The government is acutely starved of resources. We are meeting our resource needs through domestic and foreign loans. The government seems to be afraid of taking revenue generation steps. Even the sharp increase in price of crude oil has not been passed on to the consumers.

The state functionaries proudly boast that petroleum rates in Pakistan are the lowest. They have sacrificed petroleum levy for political appeasement. No government is perfect as miscalculations are bound to occur when formulating policies. But all the adverse factors in the economy cannot be blamed on past rulers only. There were some flaws in the handling of the economy by this regime that made people of Pakistan suffer badly.

Take for instance the wheat fiasco. It was triggered by the faulty decision of this regime to allow wheat exports when it did not have sufficient stocks to last till the arrival of the next crop last year.

The price havoc created by that shortage was exploited by hoarders that siphoned off the new harvest in secret warehouses and kept the prices high. Now 14 months later the consumers are buying wheat at a rate double than 2018. How was the past government involved in this fiasco?

Sugar crisis erupted because the government allowed its exports. The export subsidy was not the problem. Previous regimes allowed similar exports and subsidies but the exports were allowed under a plan. The government kept an eye on domestic sugar prices.
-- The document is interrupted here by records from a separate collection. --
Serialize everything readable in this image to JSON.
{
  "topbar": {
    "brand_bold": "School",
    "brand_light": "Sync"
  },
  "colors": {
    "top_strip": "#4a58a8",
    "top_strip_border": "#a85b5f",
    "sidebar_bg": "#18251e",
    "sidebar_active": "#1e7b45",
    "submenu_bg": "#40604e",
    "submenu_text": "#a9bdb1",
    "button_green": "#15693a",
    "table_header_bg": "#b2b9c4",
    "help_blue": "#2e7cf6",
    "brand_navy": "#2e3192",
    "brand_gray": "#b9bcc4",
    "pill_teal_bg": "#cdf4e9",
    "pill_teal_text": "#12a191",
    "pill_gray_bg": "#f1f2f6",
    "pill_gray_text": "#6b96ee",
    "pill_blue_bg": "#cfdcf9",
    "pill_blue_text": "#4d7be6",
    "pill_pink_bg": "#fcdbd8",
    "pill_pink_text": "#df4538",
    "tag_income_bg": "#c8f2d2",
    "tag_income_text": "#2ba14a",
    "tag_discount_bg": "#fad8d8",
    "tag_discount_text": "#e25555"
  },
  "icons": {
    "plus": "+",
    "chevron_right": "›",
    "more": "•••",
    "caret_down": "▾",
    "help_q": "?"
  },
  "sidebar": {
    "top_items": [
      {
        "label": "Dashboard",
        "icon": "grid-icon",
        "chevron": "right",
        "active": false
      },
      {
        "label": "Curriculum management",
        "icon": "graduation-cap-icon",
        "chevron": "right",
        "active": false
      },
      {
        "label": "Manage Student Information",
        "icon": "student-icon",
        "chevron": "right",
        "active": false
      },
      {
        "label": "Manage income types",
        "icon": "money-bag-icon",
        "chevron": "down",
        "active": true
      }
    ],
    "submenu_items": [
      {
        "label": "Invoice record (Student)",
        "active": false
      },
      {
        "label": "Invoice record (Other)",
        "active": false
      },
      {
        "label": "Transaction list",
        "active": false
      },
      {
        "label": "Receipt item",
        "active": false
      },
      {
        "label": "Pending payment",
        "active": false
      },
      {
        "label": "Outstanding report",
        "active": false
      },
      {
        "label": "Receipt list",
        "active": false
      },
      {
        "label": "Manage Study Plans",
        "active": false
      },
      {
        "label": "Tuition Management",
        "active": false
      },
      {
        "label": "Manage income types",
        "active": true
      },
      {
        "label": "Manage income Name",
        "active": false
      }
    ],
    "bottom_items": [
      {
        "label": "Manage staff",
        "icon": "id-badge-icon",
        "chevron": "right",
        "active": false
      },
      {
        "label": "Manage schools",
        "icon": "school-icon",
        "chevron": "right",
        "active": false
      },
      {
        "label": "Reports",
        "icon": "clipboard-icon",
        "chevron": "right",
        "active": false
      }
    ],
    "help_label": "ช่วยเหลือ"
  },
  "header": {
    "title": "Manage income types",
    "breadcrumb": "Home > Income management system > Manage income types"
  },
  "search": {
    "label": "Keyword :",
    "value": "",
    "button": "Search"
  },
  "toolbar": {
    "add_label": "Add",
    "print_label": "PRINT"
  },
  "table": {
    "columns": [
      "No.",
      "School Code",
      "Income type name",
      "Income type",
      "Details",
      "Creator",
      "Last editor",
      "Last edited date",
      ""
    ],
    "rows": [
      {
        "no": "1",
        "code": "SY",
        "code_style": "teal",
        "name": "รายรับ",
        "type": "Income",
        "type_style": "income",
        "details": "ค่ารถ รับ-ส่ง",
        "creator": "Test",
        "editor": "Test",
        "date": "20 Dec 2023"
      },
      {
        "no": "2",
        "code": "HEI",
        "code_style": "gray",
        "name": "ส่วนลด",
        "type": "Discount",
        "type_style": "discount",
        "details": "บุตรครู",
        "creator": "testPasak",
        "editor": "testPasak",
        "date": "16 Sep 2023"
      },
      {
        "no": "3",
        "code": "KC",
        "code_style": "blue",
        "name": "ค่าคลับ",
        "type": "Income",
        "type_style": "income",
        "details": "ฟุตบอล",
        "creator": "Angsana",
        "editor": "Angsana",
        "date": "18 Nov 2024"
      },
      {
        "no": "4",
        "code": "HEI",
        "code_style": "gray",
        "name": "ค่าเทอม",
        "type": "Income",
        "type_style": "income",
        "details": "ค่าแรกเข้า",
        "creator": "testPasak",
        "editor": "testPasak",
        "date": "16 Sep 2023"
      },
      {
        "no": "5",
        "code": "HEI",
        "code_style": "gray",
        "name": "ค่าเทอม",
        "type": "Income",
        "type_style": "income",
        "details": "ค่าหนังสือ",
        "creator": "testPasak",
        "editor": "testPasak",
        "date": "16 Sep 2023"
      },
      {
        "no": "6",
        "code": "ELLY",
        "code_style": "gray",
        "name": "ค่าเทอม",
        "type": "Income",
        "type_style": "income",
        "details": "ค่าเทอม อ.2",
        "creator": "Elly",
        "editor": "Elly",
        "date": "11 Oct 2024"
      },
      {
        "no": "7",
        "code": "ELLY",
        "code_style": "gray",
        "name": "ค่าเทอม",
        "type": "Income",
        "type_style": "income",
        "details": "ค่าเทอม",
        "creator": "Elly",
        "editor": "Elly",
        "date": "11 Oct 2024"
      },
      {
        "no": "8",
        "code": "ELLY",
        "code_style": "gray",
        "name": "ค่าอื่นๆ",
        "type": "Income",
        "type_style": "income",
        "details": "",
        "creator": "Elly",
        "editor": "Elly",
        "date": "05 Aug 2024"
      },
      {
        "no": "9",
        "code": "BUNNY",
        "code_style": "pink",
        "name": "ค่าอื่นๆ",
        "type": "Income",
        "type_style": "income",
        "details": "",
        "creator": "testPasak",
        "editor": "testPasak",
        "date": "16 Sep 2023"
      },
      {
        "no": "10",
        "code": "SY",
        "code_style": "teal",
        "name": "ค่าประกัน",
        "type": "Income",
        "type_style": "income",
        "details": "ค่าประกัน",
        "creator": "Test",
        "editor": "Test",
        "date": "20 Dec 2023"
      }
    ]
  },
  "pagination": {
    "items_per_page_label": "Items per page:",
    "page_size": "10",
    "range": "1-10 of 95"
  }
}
The moment the sugar rates increased even nominally the export was suspended. This government continued allowing export of sugar while the domestic rates started climbing up from the day the first export order was executed. Had a timely decision been taken there would have been no sugar scandal. How can the present regime pin the high sugar prices on their predecessors?

It is unfortunate we are passing through testing times. This government has done a commendable job in diverting illegal foreign transfers through legal channels. But it has taken a dangerous step by offering a 7 percent mark-up on Roshan Digital Accounts. These accounts would in a year start diverting remittances through these accounts.